The universally accepted method used to achieve parallel operation of multiple generator sets relies on an automatic synchronizer and load sharing unit(s). This combination is commonly referred to as conventional paralleling controls. The basic approach is to closely align the AC voltage waveforms of two or more generating sources prior to connecting them electrically (i.e., closing their circuit breakers onto a common electrical bus). There is also an alternate method known as Delayed Excitation Synchronization, or Dead-Field Paralleling. In an early rendition of this method, the generator breakers would be closed upon the generator set reaching full speed; the residual magnetism on the machine would induce partial voltage on the generators, which would drive them into synchronization (basically aligning the phase angles as the frequency was already at the nominal value). Then, the field excitation would be gradually increased until full voltage is reached, and the generators would be ready to accept load. Following this sequence, the risk of damaging the equipment was very low, but paralleling took a long time. With the advent of modern automatic synchronizers the original dead-field paralleling practice was nearly discontinued.

In a later rendition of dead-field paralleling, the long synchronization time problem was resolved by closing the breakers and turning the excitation on as the generators (two or more) are ramping up in speed. There are a number of subtle variations, but they’re generally aligned with this common theme; some provide a measure of control through manipulation of the AVR (voltage regulator).
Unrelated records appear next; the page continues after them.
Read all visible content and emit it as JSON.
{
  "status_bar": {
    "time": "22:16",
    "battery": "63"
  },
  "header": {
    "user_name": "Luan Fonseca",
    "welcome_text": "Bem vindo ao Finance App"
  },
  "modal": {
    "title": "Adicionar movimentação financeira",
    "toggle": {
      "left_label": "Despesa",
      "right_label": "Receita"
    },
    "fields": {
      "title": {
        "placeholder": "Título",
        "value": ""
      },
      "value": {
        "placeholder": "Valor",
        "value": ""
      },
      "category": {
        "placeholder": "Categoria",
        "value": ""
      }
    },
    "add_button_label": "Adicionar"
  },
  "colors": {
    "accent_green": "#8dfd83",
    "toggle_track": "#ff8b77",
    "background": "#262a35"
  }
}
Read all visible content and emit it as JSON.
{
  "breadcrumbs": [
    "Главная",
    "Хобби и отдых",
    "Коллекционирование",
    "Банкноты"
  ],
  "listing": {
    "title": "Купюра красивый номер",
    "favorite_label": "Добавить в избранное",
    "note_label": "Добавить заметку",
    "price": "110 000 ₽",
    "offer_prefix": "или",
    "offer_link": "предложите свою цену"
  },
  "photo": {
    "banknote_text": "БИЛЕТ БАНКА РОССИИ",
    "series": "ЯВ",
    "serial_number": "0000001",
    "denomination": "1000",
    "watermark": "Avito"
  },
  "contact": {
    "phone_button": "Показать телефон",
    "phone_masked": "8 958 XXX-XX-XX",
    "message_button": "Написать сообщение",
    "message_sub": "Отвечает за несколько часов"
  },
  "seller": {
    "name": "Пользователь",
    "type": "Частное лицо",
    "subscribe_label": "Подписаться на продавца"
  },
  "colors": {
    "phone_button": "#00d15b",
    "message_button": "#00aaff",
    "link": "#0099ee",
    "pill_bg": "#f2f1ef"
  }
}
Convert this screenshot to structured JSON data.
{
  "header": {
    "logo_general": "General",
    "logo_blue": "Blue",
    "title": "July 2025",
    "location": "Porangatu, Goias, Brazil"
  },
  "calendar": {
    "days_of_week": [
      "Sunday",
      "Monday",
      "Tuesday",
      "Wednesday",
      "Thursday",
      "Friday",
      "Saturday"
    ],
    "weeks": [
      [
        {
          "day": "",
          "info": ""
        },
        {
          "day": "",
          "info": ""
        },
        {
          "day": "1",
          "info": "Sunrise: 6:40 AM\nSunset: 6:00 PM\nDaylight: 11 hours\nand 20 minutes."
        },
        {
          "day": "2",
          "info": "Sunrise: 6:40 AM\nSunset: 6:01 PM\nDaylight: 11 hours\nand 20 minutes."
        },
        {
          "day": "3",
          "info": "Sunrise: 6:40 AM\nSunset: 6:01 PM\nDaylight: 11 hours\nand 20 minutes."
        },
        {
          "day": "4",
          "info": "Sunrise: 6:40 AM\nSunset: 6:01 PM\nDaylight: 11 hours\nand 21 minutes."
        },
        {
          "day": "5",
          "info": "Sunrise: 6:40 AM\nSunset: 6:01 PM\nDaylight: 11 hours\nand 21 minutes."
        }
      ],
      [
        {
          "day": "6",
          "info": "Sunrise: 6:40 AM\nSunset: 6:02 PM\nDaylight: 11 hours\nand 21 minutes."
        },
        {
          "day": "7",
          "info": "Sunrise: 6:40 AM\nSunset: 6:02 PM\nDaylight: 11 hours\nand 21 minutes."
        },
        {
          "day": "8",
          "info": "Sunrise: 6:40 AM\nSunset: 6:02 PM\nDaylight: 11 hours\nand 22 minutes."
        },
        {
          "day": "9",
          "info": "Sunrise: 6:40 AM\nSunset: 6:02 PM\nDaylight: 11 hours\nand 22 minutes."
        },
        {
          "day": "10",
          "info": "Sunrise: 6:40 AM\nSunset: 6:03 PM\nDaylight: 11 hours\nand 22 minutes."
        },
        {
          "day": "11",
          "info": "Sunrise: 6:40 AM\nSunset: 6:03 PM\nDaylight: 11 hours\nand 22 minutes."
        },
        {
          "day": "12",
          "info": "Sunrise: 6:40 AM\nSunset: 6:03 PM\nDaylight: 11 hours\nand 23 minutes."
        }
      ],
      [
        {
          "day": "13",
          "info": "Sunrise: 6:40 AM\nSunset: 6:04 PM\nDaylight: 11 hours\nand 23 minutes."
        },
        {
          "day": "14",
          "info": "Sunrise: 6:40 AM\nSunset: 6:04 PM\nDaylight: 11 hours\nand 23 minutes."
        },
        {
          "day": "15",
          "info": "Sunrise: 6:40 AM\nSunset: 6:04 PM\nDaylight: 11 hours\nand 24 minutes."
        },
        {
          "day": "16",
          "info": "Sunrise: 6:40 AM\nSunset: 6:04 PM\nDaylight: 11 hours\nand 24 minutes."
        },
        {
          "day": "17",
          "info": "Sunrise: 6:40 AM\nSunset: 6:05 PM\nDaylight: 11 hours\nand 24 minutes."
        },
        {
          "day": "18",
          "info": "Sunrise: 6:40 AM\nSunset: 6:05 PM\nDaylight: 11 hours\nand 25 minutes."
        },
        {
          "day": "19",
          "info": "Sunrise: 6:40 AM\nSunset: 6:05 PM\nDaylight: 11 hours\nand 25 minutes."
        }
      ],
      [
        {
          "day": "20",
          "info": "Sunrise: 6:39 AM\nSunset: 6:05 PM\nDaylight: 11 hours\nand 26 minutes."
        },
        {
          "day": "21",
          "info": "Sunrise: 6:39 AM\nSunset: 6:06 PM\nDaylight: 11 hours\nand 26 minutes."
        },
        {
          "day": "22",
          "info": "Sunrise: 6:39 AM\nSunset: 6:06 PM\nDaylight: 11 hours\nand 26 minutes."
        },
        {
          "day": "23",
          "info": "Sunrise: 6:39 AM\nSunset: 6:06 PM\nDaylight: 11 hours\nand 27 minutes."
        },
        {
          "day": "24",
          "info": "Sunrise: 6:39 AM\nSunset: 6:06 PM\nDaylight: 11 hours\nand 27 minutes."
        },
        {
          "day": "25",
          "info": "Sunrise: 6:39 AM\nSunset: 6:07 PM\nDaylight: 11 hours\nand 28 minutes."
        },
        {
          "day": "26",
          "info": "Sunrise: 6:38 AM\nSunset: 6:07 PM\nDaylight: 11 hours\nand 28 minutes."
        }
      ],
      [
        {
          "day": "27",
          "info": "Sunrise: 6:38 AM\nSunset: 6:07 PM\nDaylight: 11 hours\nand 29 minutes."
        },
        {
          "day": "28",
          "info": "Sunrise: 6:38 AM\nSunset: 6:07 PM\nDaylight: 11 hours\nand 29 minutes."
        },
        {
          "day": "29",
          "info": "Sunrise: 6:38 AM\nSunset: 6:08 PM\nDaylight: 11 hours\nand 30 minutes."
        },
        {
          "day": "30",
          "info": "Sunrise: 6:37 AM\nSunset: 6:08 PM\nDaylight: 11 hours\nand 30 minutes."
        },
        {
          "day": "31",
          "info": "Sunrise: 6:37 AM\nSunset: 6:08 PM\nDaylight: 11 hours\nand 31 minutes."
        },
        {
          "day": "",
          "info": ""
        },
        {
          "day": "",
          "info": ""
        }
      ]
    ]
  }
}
Since the electric machines are driven by separately governed engines that are coming up in speed independently, any mismatch in their speeds would cause the electric machine running faster to act as a generator (putting braking torque on the engine, causing it to slow it down), and the electric machine running slower to act as a motor (assisting that engine to come up to speed). Through this torque producing/absorbing mechanism, the generator sets bootstrap themselves into synchronism as they ramp up in speed. Although this significantly reduces synchronization time, it increases the potential risk of damaging the equipment. If the excitation is too high at the lower speeds, the risk of damaging diode packs on self-excited generators increases. If the excitation is too high at the higher speeds, the risk of damaging the exciter increases. Given that generators have been neither designed/intended nor specifically tested for this mode of operation, the bounds of what is "too high" or "too low" are not well known. Caution should be used in system design to minimize the risk to equipment, and to implement safeguards for aborting the delayed excitation process (e.g., open the breakers, if the speed difference between prime movers is significant, or if large reverse currents are measured, etc.). Due to the potential risk to equipment, the use of dead-field paralleling was limited to special cases where the need for quick paralleling outweighed the potential risk to equipment and installation, and where an engineered system could be designed and implemented to ensure proper functionality and protection.


Given the market pull for systems with sub-10 second paralleling, the interest in dead-field paralleling has been growing. In spite that several third-party paralleling controls manufacturers now offer variants of dead-field paralleling as an option in their higher end controllers, and the evolution of delayed excitation technology, it is recommended that the application of dead-field paralleling only be considered for adoption in systems requiring paralleling times unachievable by more conventional means. It should also not be used as a mainstream paralleling solution. Careful selection of control logic and parameters is critical to ensure proper functionality, system protection, and reduce risk to equipment.